TSE aprova extinção de zonas eleitorais em vários municípios do País

Da Redação/JN

A medida já está em andamento nas capitais dos Estados, que devem excluir pelo menos 72 zonas eleitorais.

A resolução que amplia o remanejamento e a extinção de zonas eleitorais para o interior dos estados em todo o país foi aprovada pelo plenário do TSE (Tribunal Superior Eleitoral) na quinta-feira  (1º). A medida já está em andamento nas capitais dos Estados, que devem excluir pelo menos 72 zonas eleitorais.

TSE aprova extinção de zonas eleitorais (Foto: Divulgação )

O rezoneamento tem como objetivos aprimorar o trabalho e economizar gastos com as zonas eleitorais, com foco na qualidade do atendimento ao eleitor brasileiro.
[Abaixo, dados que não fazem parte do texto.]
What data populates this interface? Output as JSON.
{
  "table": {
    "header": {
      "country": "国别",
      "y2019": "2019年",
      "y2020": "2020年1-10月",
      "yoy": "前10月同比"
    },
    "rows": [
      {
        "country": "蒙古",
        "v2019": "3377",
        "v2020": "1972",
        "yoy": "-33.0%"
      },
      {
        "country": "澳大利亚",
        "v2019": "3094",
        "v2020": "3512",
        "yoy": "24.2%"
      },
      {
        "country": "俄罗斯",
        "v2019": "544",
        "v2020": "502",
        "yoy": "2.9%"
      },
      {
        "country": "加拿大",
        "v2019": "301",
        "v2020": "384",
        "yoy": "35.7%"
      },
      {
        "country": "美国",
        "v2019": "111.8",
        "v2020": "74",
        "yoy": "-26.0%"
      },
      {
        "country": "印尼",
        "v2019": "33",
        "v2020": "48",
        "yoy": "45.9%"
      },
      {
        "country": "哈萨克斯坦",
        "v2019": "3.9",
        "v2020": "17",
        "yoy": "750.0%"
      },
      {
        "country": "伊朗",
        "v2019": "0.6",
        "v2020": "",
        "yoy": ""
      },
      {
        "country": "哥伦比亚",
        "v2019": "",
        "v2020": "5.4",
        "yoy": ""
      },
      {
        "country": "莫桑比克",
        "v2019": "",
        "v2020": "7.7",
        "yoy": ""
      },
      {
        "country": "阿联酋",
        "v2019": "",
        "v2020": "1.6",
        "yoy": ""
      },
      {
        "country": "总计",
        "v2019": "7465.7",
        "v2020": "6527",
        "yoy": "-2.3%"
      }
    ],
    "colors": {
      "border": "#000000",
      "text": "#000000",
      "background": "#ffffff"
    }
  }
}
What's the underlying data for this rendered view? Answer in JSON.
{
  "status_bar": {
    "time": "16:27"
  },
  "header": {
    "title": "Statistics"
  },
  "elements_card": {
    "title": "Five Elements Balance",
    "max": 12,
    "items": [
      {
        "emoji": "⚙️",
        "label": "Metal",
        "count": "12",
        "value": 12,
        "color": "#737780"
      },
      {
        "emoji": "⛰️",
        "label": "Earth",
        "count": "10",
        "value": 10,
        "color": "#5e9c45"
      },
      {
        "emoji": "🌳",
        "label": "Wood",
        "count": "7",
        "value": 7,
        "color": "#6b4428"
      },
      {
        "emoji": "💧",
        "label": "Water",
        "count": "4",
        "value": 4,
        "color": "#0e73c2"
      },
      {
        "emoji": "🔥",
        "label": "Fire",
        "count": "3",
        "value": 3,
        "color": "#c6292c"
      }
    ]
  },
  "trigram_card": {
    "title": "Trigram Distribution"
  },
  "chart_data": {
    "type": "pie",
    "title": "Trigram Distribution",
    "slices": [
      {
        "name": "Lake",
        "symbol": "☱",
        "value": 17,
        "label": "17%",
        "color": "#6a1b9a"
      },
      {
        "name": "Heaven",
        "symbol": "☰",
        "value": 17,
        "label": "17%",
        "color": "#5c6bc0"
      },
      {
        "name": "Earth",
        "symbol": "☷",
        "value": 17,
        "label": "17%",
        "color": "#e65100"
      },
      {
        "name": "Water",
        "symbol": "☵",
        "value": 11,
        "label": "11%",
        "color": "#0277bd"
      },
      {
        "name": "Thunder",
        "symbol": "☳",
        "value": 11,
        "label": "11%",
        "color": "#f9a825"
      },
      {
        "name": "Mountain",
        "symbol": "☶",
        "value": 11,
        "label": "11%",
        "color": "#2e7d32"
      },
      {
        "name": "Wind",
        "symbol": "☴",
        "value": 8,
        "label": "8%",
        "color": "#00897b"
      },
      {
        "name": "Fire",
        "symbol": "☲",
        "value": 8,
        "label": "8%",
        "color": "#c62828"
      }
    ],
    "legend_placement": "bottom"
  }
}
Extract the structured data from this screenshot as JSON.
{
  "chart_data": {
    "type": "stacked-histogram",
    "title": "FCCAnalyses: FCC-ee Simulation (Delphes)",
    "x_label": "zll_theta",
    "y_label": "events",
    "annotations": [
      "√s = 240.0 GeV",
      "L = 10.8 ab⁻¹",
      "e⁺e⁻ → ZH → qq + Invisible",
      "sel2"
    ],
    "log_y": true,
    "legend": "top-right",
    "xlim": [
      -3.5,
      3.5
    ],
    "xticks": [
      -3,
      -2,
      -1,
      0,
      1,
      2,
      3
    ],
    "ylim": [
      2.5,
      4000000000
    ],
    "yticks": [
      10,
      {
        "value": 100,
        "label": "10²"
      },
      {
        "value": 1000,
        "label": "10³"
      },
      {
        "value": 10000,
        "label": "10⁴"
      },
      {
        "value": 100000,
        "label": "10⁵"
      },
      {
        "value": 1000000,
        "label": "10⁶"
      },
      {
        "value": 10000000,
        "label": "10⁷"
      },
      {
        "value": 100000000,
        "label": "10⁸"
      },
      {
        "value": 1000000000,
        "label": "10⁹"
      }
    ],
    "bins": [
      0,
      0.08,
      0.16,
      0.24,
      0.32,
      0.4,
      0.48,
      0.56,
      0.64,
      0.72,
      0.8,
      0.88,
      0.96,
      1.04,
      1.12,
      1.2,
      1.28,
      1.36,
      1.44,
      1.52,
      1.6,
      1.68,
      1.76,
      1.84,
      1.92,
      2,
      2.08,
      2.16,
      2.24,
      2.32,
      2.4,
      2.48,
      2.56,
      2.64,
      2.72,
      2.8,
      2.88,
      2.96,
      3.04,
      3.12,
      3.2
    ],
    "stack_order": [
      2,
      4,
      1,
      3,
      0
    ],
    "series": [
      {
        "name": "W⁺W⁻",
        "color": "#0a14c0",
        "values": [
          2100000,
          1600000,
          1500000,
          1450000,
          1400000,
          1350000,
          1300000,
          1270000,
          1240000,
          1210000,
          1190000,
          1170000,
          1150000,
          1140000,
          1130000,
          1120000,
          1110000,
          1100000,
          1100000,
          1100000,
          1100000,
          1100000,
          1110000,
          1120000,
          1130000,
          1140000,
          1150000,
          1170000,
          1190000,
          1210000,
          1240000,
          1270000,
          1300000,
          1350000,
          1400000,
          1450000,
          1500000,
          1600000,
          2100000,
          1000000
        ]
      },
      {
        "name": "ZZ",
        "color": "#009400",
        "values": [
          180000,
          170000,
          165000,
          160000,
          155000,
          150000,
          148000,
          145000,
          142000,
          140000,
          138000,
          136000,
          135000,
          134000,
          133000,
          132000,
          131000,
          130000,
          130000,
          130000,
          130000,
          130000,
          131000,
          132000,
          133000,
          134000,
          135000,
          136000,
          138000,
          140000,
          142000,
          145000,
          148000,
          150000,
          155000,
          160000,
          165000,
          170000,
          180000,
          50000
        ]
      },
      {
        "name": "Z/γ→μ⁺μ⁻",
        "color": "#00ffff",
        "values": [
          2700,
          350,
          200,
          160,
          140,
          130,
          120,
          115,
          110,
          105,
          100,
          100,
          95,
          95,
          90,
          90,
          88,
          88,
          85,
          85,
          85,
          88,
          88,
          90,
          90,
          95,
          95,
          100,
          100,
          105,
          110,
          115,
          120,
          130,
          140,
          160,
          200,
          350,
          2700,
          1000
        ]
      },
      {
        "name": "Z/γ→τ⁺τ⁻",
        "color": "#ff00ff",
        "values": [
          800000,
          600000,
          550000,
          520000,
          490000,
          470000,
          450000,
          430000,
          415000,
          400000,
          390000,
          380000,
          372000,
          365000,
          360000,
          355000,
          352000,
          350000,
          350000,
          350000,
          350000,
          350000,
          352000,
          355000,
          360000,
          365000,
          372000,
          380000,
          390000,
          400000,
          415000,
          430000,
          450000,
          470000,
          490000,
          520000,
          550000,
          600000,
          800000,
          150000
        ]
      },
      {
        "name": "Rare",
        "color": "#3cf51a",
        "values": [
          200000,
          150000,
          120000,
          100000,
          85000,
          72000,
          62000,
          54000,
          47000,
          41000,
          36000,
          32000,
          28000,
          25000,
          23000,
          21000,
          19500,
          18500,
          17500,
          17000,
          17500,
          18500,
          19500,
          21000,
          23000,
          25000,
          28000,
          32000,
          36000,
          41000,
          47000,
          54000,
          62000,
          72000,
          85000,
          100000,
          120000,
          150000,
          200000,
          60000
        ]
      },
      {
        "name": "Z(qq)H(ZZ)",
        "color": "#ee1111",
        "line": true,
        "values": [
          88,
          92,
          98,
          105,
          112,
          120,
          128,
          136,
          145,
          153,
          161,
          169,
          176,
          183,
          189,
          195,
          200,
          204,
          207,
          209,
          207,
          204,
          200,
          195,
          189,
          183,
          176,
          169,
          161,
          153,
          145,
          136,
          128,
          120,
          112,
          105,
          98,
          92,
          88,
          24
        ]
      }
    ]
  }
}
De acordo com o voto do presidente do TSE, ministro Gilmar Mendes, o objetivo maior é “ajustar as distorções no quantitativo de eleitores em zonas eleitorais e racionalizar custos em um cenário de fragilidade econômica do país, sem descuidar do eficiente atendimento à sociedade, que sempre caracterizou a Justiça Eleitoral brasileira”.

Conforme o critério adotado pela resolução, o município do interior de cada Estado que tiver mais de uma zona eleitoral só poderá manter as duas unidades caso o quantitativo de eleitores da cidade seja maior que 70 mil por zona eleitoral.

A norma também prevê que os eleitores das zonas eleitorais extintas deverão ser redistribuídos para as zonas eleitorais cuja localização privilegie o acesso dos eleitores, preferencialmente sem alterações em seus locais de votação.

Capitais

No dia 16 de março, o Plenário do TSE aprovou, por unanimidade, três alterações em outro texto – Resolução 23.422/2014 –, que trata da criação e instalação de zonas eleitorais.

Pela proposta, iniciando pelas capitais dos Estados, cada zona eleitoral terá no mínimo 100 mil e no máximo 200 mil eleitores.

Com a aprovação das alterações na resolução e a consequente extinção de 72 zonas eleitorais em 16 capitais, a Justiça Eleitoral estima obter uma economia de mais de R$ 1 milhão por mês e cerca de R$ 13 milhões ao ano.

Atualmente, das 3.036 zonas eleitorais com eleitores aptos, 761 cuidam de apenas parte dos 236 municípios com mais de uma zona eleitoral; 618 são responsáveis por apenas uma cidade; uma zona cuida dos eleitores que moram no exterior; e as outras 1.656 se ocupam dos demais 4.714 municípios do país. Isso representa uma média de cerca de três cidades para cada uma dessas zonas eleitorais.